With his new appearance and fictitious identity and his two new suitcases filled with his new wardrobe, he boarded an Air Berlin flight, the stewardesses wearing kinky red leather gloves with black palms, bound for the large Zurich airport and a reservation in a business hotel near the Paradeplatz, a convenient base to explore, to find a place to live, to drive out to this converted old estate up in the hills, this unobtrusive medical complex, which was the primary reason to come to the quiet tidy little city in the first place.
He hears someone enter the room behind him, and a hand squeezes his shoulder as the doctor comes into peripheral view. The tall German settles behind the desk, opens the file, turns a page, turns to the front again.
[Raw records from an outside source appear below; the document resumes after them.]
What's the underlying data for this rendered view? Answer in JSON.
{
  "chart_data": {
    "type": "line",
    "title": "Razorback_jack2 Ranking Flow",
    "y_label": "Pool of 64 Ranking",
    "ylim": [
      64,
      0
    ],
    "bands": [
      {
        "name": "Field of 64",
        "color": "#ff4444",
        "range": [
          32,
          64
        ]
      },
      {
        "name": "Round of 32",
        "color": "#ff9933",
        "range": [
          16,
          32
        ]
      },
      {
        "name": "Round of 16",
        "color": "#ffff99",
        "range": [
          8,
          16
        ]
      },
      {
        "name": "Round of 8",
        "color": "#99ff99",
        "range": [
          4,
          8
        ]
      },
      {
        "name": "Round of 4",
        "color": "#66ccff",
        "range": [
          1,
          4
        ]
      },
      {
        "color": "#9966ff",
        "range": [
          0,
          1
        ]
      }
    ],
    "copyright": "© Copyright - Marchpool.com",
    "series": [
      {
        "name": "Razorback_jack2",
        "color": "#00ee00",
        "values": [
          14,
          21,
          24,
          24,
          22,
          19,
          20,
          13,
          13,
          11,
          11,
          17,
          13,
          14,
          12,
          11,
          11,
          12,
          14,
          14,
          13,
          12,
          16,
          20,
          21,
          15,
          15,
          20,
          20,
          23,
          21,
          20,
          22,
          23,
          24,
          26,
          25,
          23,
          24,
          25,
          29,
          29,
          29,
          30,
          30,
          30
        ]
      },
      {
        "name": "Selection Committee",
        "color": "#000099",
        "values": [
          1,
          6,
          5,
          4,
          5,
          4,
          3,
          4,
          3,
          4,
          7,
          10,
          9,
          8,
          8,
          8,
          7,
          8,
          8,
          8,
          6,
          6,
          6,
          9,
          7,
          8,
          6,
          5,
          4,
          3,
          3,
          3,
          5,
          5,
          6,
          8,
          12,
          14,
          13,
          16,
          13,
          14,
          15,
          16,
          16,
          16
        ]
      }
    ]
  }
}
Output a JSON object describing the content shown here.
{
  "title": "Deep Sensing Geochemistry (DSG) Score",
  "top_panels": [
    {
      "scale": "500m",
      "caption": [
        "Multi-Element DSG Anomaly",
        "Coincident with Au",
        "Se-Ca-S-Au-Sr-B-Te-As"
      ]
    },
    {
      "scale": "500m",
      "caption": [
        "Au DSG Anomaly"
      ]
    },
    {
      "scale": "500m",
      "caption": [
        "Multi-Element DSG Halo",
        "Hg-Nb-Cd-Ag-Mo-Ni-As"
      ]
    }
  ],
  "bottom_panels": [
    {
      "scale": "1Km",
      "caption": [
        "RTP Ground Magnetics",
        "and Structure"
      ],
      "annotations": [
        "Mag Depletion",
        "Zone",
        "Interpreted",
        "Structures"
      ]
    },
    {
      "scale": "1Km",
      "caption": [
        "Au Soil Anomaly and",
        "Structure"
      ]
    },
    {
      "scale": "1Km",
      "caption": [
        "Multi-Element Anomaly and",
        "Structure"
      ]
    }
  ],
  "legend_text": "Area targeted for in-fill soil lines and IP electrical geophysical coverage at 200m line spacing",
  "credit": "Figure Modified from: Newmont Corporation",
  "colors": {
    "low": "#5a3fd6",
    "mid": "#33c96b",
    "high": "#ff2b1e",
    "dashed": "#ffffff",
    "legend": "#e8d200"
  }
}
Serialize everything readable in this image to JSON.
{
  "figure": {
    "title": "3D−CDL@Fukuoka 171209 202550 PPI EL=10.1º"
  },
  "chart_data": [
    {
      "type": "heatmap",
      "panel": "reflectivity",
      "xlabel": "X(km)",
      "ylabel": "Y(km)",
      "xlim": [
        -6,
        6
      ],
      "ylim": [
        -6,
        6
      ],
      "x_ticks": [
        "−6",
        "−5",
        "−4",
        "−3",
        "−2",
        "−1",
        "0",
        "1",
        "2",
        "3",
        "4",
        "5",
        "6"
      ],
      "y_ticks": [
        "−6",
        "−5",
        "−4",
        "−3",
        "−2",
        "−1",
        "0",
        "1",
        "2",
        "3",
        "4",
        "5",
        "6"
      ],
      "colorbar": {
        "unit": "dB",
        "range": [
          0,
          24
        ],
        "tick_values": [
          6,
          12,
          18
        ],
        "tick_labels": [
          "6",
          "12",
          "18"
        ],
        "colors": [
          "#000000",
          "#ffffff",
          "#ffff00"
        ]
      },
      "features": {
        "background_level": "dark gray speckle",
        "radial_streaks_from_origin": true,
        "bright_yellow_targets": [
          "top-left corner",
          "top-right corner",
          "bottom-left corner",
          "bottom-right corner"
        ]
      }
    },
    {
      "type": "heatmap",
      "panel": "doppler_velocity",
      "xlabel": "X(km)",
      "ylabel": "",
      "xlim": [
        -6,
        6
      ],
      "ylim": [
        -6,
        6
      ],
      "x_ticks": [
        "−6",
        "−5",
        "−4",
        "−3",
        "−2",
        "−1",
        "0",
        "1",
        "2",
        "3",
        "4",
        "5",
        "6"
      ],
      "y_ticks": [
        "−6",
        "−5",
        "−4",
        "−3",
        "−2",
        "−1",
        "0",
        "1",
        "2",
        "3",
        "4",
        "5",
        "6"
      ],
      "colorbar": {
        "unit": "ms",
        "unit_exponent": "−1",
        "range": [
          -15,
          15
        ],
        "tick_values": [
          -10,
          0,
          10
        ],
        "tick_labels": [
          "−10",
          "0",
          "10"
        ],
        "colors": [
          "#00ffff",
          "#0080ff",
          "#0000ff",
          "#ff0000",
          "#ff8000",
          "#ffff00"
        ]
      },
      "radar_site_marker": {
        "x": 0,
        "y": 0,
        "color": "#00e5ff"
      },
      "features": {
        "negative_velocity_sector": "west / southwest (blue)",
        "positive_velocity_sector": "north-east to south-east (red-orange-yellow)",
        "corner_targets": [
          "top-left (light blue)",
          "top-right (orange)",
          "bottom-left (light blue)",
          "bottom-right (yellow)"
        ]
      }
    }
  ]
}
“So, Herr Carner, how are you feeling?”
“In general I feel good.”
“Exercising?”
“Yes.” He’d taken up running, for the first time in his life. His apartment is a block from the lakeside’s park and its pleasant path along the quai, packed with people on a sunny warm day like today, but deserted in the usual drizzle of Europe in winter and spring.
“I run now, almost every day.” Working his way up to respectable distances. And finally able to feel reasonably comfortable wearing headphones while running out in public, overcoming a paranoia that dated back to junior high, when the Walkman was first invented, and his grandparents had given him one for his thirteenth birthday, but two weeks later he was mugged while wearing it, unable to hear the thugs coming up behind him, and they took the Sony as well as the folded-up dollar in his pocket, on his way to Gino’s to buy a pizza-soda-ice lunch special for fifty cents, plus a pack of baseball cards from the candy store whose primary business was dime, nickel, and trey bags of low-quality marijuana. Brooklyn in the early eighties.